Solr comes with an admin focused website that provides details on the setup of the site, its indexes, and some metrics for its usage. One nice set of features to support production deployments is for cores. A core is packaged up Lucene index and Solr configuration that can be accessed on its own URL path. Many cores can be active at once on a single Solr server and there are commands for reloading a core’s configuration and atomic switches between cores.
In our case we have a production core that services requests from users and a second core in preparation to which updated crawled documents are being added to. Once we are ready we can promote the preparation core to production using the core switch feature which seems to take less than a second and is atomic from the perspective of client applications. Solr also has a story for scaling both vertically and horizontally, however so far a single machine for the entire search system has been sufficient for us.
I found the book Solr 1.4 Enterprise Server Server by David Smiley and Eric Pugh very helpful in leading through using the features of the system. Many of the things I wanted to do where present in the book. Once the book runs out the Solr wiki has a lot of material although I didn’t find much material past it and the Lucid site.
One of the frustrations when first learning about Solr and wanting a turn-key implementation of an enterprise wide search system based on it, was finding that it didn’t come with a suitable website for users to search from. The only user site it comes with is for administration.
The basic feature list is simply derived from the typical modern search interface. Solr makes it straight forward to implement many of these core features, so all of the following were directly supported by the Solr API:
- Producing a list of results by page where specific fields from the results are returned. This includes a relevant selection from the content with the matching terms highlighted.

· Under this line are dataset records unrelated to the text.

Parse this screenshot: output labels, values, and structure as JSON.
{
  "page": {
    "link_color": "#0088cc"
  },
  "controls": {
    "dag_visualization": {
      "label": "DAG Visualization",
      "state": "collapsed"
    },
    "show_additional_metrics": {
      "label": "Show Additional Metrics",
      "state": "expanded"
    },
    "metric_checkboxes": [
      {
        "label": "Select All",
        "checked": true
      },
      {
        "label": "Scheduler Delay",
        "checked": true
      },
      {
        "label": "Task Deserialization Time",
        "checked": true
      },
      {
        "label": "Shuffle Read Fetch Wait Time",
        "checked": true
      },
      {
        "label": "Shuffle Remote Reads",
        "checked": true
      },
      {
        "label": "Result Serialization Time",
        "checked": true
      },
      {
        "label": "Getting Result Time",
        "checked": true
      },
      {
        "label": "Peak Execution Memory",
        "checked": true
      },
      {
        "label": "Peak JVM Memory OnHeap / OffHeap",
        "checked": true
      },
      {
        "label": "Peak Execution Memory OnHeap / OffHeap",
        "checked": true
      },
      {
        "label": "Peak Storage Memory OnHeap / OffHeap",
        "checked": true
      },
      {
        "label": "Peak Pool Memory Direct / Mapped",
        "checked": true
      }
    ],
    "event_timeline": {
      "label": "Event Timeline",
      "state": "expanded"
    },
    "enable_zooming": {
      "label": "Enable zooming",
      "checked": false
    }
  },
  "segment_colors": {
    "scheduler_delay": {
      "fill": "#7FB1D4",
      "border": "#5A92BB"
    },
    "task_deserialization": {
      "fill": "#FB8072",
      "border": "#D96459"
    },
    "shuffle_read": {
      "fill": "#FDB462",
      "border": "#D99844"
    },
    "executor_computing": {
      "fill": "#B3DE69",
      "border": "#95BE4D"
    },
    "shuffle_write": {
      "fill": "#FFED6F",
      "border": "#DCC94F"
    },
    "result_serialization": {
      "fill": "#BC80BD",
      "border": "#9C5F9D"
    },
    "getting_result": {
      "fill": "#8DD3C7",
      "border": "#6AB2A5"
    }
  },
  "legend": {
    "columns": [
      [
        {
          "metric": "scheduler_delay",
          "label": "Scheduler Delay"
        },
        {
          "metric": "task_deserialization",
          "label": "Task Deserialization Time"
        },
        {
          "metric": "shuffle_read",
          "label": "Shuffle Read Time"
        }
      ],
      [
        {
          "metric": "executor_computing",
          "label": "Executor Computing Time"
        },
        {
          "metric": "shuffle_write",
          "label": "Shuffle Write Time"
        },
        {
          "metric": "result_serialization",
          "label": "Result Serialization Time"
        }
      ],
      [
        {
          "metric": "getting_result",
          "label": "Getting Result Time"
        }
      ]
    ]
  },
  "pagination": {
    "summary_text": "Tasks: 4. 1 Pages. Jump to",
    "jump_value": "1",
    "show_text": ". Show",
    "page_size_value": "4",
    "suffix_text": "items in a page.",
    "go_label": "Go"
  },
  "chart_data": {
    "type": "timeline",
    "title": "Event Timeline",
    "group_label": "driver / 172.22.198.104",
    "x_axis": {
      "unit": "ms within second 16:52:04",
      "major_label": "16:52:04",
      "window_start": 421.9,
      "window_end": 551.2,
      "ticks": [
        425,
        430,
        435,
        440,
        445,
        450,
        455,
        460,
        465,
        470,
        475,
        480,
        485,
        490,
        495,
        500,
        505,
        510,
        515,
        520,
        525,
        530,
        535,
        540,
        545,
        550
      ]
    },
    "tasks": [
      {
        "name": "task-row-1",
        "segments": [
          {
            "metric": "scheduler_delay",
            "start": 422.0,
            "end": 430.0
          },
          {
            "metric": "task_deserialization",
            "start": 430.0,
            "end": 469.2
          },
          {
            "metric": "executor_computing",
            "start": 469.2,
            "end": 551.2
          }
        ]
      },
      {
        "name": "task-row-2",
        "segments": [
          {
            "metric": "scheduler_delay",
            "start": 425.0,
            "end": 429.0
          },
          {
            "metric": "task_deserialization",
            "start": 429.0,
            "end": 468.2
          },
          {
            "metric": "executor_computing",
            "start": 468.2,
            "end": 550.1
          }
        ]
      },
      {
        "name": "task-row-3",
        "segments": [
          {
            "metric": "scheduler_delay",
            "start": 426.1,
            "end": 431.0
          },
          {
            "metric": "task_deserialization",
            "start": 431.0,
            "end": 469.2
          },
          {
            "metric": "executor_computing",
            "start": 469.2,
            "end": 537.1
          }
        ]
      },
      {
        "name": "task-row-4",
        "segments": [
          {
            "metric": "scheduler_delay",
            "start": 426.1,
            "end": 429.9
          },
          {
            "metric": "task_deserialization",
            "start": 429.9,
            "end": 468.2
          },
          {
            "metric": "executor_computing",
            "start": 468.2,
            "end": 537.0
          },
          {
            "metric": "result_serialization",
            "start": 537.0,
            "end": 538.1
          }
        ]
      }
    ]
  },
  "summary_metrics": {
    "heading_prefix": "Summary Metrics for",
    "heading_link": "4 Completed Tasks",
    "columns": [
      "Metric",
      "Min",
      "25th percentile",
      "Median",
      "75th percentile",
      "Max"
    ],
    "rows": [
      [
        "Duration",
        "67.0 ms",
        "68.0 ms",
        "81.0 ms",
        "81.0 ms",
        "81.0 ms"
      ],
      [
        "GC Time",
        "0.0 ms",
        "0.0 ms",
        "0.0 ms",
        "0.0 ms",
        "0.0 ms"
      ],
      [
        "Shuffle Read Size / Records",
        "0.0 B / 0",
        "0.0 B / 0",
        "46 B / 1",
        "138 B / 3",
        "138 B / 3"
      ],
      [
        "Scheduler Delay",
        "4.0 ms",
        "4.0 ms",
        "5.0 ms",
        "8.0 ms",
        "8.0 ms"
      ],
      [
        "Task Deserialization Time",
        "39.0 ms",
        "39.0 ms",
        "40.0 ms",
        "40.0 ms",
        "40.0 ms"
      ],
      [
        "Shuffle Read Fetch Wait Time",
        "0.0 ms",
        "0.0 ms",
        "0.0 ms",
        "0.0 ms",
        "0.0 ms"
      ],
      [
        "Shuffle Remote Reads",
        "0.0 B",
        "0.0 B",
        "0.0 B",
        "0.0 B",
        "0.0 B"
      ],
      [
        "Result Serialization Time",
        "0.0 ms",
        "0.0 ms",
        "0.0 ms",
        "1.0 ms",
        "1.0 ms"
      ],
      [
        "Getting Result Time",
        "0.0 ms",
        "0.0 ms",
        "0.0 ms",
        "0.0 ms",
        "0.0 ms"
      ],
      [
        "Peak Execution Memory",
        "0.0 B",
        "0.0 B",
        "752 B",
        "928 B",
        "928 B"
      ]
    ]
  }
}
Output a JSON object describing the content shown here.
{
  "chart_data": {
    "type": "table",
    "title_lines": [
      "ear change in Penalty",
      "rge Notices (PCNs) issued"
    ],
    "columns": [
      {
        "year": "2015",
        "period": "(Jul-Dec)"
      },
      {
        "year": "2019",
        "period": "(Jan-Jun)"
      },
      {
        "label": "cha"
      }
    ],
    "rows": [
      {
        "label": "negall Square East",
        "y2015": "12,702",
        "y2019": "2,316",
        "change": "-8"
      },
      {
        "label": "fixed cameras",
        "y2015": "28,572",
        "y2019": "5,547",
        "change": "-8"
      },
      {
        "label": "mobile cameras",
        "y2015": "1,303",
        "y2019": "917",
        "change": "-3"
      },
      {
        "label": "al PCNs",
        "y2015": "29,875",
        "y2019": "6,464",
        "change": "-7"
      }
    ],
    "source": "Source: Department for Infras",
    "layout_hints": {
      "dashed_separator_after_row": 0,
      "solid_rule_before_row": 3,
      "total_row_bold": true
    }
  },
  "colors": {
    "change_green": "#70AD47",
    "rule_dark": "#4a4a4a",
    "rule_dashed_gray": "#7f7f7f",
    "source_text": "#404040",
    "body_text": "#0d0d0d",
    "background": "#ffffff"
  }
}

- Auto-completion for the search query.
- Faceted search so that the total number of hits by each of the indexed sites is shown. Results can also be filtered to specific sites using the same mechanism.
- Additional filters can also be overlaid on the query typed in by the user. These can apply across the common fields or specific fields. This is used to support filtering by projects based on their name but also against the URL for sites with a hierarchical URL.
- Spelling correction that can suggest an alternative search query if insufficient results are returned for the original query.
- Showing similar pages to a selected result page based on common terms between the documents.
With Solr providing a way to implement all of the above we have been able to start focusing on extending the search based on the specifics of our company. One direction has been to use the faceting and filter capabilities to include the different source sites and the project nature of our work.
Another feature of search sites in the last few years has been to add some range to the way that results are shown. So a search for a retail store might show a map with locations nearby at the head of the list, or if images seem associated with the query then include a sample of images with a way to trigger an image only search.
We follow a similar approach so that, for example, a search for person will show at the head of the results list their photograph, contact details, current project room and so on. One way of looking at this is that based on the query or returned results a more specific structured or database search has been triggered, rather than a text search, with a custom rendering of the results. The custom results start to look like a form of dashboard for integrating with other systems.